Proposed patch (1.05 KB, patch)
2008-06-09 11:39 UTC, Uroš Bizjak
Details | Diff

Note You need to log in before you can comment on or make changes to this bug.
Description Uroš Bizjak 2008-06-09 09:53:49 UTC
According to Intel Technology Journal [1], page 270, bt instruction runs 20% faster on Core2 Duo than equivalent generic code.

---Qoute from p.270---
The bit test instruction bt was introduced in the i386™
processor. In some implementations, including the Intel
NetBurst® micro-architecture, the instruction has a high
latency. The Intel Core micro-architecture executes bt in
a single cycle, when the bit base operand is a register.
Therefore, the Intel C++/Fortran compiler uses the bt
instruction to implement a common bit test idiom when
optimizing for the Intel Core micro-architecture. The
optimized code runs about 20% faster than the generic
version on an Intel Core 2 Duo processor. Both of these
versions are shown below:

C source code
  int x, n;
  if (x & (1 << n)) ...

Generic code generation
  ; edx contains x, ecx contains n.
  mov eax, 1
  shl eax, cl
  test edx, eax
  je taken

Intel Core micro-architecture code generation
  ; edx contains x, eax contains n.
  bt edx, eax
  jae taken

I have a patch in testing that implements suggested optimization for TARGET_USE_BT (including core2) targets.
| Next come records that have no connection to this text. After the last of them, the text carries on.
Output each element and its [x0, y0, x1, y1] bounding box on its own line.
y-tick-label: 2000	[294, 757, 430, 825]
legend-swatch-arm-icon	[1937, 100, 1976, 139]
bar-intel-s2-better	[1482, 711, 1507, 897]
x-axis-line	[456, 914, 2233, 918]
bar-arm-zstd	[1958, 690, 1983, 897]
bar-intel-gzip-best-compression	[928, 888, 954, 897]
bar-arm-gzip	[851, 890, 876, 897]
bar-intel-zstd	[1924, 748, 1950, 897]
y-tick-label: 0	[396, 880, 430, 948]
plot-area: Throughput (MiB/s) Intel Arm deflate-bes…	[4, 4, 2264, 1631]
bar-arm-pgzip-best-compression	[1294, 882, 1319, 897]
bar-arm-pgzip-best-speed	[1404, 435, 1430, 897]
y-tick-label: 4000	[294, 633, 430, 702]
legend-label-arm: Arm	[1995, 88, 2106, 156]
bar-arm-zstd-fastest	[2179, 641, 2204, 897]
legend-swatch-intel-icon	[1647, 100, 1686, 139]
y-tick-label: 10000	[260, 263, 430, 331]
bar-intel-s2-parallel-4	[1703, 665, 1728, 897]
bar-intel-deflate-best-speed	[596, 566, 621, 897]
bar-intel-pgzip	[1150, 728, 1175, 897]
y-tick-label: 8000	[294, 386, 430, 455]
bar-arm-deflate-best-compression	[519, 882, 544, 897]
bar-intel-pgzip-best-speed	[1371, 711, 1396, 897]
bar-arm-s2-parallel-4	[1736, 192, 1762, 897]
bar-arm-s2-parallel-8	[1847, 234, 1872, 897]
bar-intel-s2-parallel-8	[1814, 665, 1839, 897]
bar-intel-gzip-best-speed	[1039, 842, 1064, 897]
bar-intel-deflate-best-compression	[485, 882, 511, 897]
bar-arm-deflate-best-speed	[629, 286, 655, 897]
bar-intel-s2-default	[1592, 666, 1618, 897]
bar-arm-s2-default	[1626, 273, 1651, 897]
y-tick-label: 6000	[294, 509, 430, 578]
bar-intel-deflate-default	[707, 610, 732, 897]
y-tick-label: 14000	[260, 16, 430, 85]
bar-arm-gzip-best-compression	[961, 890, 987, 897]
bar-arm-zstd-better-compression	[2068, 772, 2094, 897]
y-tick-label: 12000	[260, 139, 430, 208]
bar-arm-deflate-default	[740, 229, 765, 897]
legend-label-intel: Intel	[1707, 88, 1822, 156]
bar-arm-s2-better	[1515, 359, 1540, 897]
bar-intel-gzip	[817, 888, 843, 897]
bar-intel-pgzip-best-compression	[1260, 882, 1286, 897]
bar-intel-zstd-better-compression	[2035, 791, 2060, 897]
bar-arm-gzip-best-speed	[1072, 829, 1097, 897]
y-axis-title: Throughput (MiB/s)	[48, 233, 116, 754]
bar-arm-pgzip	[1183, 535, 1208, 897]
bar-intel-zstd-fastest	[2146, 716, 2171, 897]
[1] Inside the Intel® 10.1 Compilers: New Threadizer and New
Vectorizer for Intel® Core™2 Processors, Intel Technology Journal, Vol. 11, Issue 4, November 15, 2007, http://download.intel.com/technology/itj/2007/v11i4/1-inside/1-Inside_the_Intel_Compilers.pdf
Comment 1 Uroš Bizjak 2008-06-09 11:39:16 UTC
Created attachment 15741 [details]
Proposed patch

Following code:

--cut here--
void foo (void);

int test (int x, int n)
  if (x & (1 << n))
    foo ();

  return 0;
--cut here--

compiles using -O2 to:

        subl    $12, %esp
        movl    16(%esp), %eax
        movl    20(%esp), %ecx
        sarl    %cl, %eax
        testb   $1, %al
        je      .L2
        call    foo
        xorl    %eax, %eax
        addl    $12, %esp

With attached patch, following code is produced:

        subl    $12, %esp
        movl    20(%esp), %edx
        movl    16(%esp), %eax
        btl     %edx, %eax
        jnc     .L2
        call    foo
        xorl    %eax, %eax
        addl    $12, %esp

Attached patch doesn't have TARGET_USE_BT insn predicates, and it generates bt instructions by default. It was used to bootstrap gcc on i686-pc-linux-gnu, where it converts >1800 shift-and-test sequences into eqivalent bt instruction.

The patch as is was bootstrapped and regression tested on x86_64-pc-linux-gnu as well as i686-pc-linux-gnu.
Comment 2 Uroš Bizjak 2008-06-09 11:41:11 UTC
Mine, the patch needs testcases.

2008-06-09  Uros Bizjak  <ubizjak@gmail.com>

        * config/i386/predicates.md (bt_comparison_operator): New predicate.
        * config/i386/i386.md (*btdi_rex64): New instruction pattern.
        (*btsi): Ditto.
        (*jcc_btdi_rex64): New instruction and split pattern.
        (*jcc_btsi): Ditto.
        (*jcc_btsi_1): Ditto.
Comment 3 uros 2008-06-10 10:30:13 UTC
Subject: Bug 36473

Author: uros
Date: Tue Jun 10 10:29:36 2008
New Revision: 136615

URL: http://gcc.gnu.org/viewcvs?root=gcc&view=rev&rev=136615
	PR target/36473
	* config/i386/i386.c (ix86_tune_features) [TUNE_USE_BT]:
	Add m_CORE2 and m_GENERIC.
	* config/i386/predicates.md (bt_comparison_operator): New predicate.
	* config/i386/i386.md (*btdi_rex64): New instruction pattern.
	(*btsi): Ditto.
	(*jcc_btdi_rex64): New instruction and split pattern.
	(*jcc_btsi): Ditto.
	(*jcc_btsi_1): Ditto.
	(*btsq): Fix Intel asm dialect operand order.
	(*btrq): Ditto.
	(*btcq): Ditto.


	PR target/36473
	* testsuite/gcc.target/i386/bt-1.c: New test.
	* testsuite/gcc.target/i386/bt-2.c: Ditto.


Comment 4 Uroš Bizjak 2008-07-13 08:44:05 UTC
This is now implemented in mainline.